Bug 206716

Summary: HPN-SSH: getsockopt(SO_SNDBUF) returns high watermark, not setsockopt(SO_SNDBUF)
Product: Base System Reporter: Chris Stankevitz <chris-freebsd-bugs>
Component: binAssignee: freebsd-bugs (Nobody) <bugs>
Status: Closed Works As Intended    
Severity: Affects Only Me CC: amd64, des, timon
Priority: ---    
Version: 10.1-RELEASE   
Hardware: amd64   
OS: Any   

Description Chris Stankevitz 2016-01-28 19:22:22 UTC
getsockopt(SO_SNDBUF) does not return the value set by getsockopt(SO_SNDBUF).

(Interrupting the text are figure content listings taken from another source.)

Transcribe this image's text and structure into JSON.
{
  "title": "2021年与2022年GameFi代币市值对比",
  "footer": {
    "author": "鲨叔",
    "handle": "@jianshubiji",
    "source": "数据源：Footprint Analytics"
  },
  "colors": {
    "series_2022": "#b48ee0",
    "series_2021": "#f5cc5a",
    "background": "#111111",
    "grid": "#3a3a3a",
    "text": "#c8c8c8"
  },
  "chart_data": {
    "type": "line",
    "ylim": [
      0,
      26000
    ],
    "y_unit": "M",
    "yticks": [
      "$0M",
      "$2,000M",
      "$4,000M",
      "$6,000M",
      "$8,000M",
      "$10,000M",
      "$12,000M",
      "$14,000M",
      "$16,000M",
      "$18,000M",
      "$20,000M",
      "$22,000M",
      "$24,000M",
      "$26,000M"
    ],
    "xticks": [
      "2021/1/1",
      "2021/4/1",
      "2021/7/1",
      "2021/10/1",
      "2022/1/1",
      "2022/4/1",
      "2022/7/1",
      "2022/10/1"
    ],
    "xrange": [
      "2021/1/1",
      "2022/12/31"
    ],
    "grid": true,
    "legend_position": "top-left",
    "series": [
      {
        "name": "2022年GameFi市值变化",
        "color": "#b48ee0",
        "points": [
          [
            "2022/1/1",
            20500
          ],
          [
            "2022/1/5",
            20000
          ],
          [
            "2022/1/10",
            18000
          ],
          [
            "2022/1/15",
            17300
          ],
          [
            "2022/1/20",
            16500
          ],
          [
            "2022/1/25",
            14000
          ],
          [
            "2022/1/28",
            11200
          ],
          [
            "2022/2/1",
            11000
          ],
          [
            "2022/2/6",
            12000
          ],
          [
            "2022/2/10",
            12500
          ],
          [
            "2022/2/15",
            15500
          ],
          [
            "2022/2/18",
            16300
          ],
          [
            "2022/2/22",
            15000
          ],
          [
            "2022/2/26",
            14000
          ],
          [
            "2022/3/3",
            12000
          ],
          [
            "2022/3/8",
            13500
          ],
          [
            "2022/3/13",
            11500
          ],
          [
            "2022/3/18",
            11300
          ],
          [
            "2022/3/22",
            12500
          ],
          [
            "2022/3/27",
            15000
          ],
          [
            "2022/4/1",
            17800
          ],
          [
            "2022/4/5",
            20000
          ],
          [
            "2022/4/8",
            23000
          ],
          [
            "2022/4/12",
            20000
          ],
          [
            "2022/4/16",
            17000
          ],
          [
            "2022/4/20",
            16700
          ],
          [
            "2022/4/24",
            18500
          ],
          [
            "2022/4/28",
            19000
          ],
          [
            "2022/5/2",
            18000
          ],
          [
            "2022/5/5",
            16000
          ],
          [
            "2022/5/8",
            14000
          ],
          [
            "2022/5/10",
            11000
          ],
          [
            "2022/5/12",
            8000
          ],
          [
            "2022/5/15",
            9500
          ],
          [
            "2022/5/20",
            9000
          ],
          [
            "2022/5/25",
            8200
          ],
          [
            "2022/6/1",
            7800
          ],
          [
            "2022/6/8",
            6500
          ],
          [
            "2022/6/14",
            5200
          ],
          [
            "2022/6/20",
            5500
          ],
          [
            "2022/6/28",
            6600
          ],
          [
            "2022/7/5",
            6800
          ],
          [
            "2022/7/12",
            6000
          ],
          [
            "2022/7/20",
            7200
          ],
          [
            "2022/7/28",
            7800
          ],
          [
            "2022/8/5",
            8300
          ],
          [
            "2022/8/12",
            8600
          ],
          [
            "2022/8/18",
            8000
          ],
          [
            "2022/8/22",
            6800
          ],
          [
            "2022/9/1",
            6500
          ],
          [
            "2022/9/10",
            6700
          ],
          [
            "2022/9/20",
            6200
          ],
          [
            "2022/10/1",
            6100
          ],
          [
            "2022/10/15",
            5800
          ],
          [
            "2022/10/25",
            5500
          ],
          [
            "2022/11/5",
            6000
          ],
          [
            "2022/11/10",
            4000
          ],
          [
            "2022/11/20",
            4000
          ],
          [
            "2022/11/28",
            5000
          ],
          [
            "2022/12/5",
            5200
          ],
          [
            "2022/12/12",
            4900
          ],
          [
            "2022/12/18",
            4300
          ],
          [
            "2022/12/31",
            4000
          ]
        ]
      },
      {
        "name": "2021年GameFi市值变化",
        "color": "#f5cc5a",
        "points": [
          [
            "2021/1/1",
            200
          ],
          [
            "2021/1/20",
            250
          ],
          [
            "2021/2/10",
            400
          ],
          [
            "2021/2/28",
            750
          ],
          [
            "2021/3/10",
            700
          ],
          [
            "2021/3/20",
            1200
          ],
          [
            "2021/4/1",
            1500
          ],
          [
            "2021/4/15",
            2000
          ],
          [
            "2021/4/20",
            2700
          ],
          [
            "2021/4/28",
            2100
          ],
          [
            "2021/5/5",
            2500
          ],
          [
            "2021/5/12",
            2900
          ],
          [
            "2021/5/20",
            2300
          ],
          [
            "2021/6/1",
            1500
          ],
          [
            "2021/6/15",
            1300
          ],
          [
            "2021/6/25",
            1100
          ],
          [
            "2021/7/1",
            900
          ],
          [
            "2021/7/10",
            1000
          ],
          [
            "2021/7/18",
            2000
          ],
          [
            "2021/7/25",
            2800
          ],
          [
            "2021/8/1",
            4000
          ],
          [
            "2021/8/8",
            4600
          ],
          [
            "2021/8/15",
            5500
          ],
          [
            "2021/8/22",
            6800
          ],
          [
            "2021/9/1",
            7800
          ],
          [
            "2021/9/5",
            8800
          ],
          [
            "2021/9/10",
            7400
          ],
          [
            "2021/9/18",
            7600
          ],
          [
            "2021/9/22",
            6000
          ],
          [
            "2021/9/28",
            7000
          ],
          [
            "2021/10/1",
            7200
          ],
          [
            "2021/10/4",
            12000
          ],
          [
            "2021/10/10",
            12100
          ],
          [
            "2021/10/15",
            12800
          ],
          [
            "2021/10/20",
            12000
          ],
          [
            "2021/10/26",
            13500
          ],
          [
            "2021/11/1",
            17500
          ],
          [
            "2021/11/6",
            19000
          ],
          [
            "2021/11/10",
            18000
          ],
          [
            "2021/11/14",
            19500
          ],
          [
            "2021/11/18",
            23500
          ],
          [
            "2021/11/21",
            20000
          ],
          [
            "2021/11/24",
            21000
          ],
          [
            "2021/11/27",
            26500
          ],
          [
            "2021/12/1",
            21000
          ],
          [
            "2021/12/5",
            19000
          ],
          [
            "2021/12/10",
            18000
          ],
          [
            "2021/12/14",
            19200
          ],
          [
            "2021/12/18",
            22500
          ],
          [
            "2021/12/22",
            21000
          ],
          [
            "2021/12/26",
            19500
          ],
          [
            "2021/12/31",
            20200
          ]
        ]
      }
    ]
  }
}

HPN-SSH would like to determine the value set by setsockopt(SO_SNDBUF) so that it can fill it up.  This helps to use more bandwidth on a high BDP link.

HPN-SSH  tries to determine this value by periodically calling getsockopt(SO_SNDBUF) at [1]. However, on FreeBSD, getsockopt(SO_SNDBUF) does not return the value set by setsockopt(SO_SNDBUF).  Rather it returns the "high watermark".

The net result is that on high BDP links, HPN-SSH does nothing to increase bytes-in-flight.

[1] /usr/src/crypto/openssh/roaming_common.c line 59 in get_snd_buf_size: getsockopt(fd, SOL_SOCKET, SO_SNDBUF, &optval, &optvallen)
Comment 1 Chris Stankevitz 2016-01-29 00:42:59 UTC
Typo on the first line of comment #0: get->set

getsockopt(SO_SNDBUF) does not return the value set by setsockopt(SO_SNDBUF).
Comment 2 Mark Linimon freebsd_committer freebsd_triage 2016-01-29 05:04:17 UTC
des@, is this of interest?
Comment 3 Dag-Erling Smørgrav freebsd_committer freebsd_triage 2016-01-29 08:29:42 UTC
No, this is a kernel issue.
Comment 4 timon 2016-03-02 18:43:09 UTC
Maybe I miss something, but looks like there is no bug in FreeBSD.
Yes, on FreeBSD getsockopt(..., SO_SNDBUF, ...) returns "high watermark", but
setsockopt(..., SO_SNDBUF, ...) attempts to resize the buffer and, on success, sets "high watermark" to the new buffer size. So getsockopt() returns the value set by getsockopt().

I have written a simple test and run it on the 10.1-RELEASE and 10.2-RELEASE:
-----8<-----
#include <sys/types.h>
#include <sys/socket.h>
#include <netinet/in.h>
#include <err.h>
#include <stdio.h>

int main () {
        int s, size;
        socklen_t sizelen;

        s = socket(AF_INET6, SOCK_RAW, IPPROTO_IP);

        sizelen = sizeof size;
        getsockopt(s, SOL_SOCKET, SO_SNDBUF, &size, &sizelen);
        printf("Current socket send buffer size: %i\n", size);
        size /= 2;
        setsockopt(s, SOL_SOCKET, SO_SNDBUF, &size, sizelen);
        getsockopt(s, SOL_SOCKET, SO_SNDBUF, &size, &sizelen);
        printf("New socket send buffer size: %i\n", size);
}
-----8<-----
$ cc test.so_sndbuf.c
$ sudo ./a.out 
Current socket send buffer size: 9216
New socket send buffer size: 4608
Comment 5 Chris Stankevitz 2016-03-28 21:49:04 UTC
(In reply to timon from comment #4)

Thank you.  I modified the example to increase the buffer size (vs. decrease) and I see the same thing.  It must be that the conclusions reached in this discussion are wrong:

== begin quote of [1] ==

So, I looked at what getsockopt SO_RCVBUF returns, and it returns: 
                case SO_RCVBUF: 
                        optval = so->so_rcv.sb_hiwat; 

Which is NOT S-BMAX, so it looks like OpenSSH only ever gets 66052 bytes 
for the buffer... 

If it's decided to base it's waiting for ack on SO_RCVBUF, then this 
is probably where the issue is... 

== end quote of [1] ===

So it sounds like this bug should be closed/worksforme.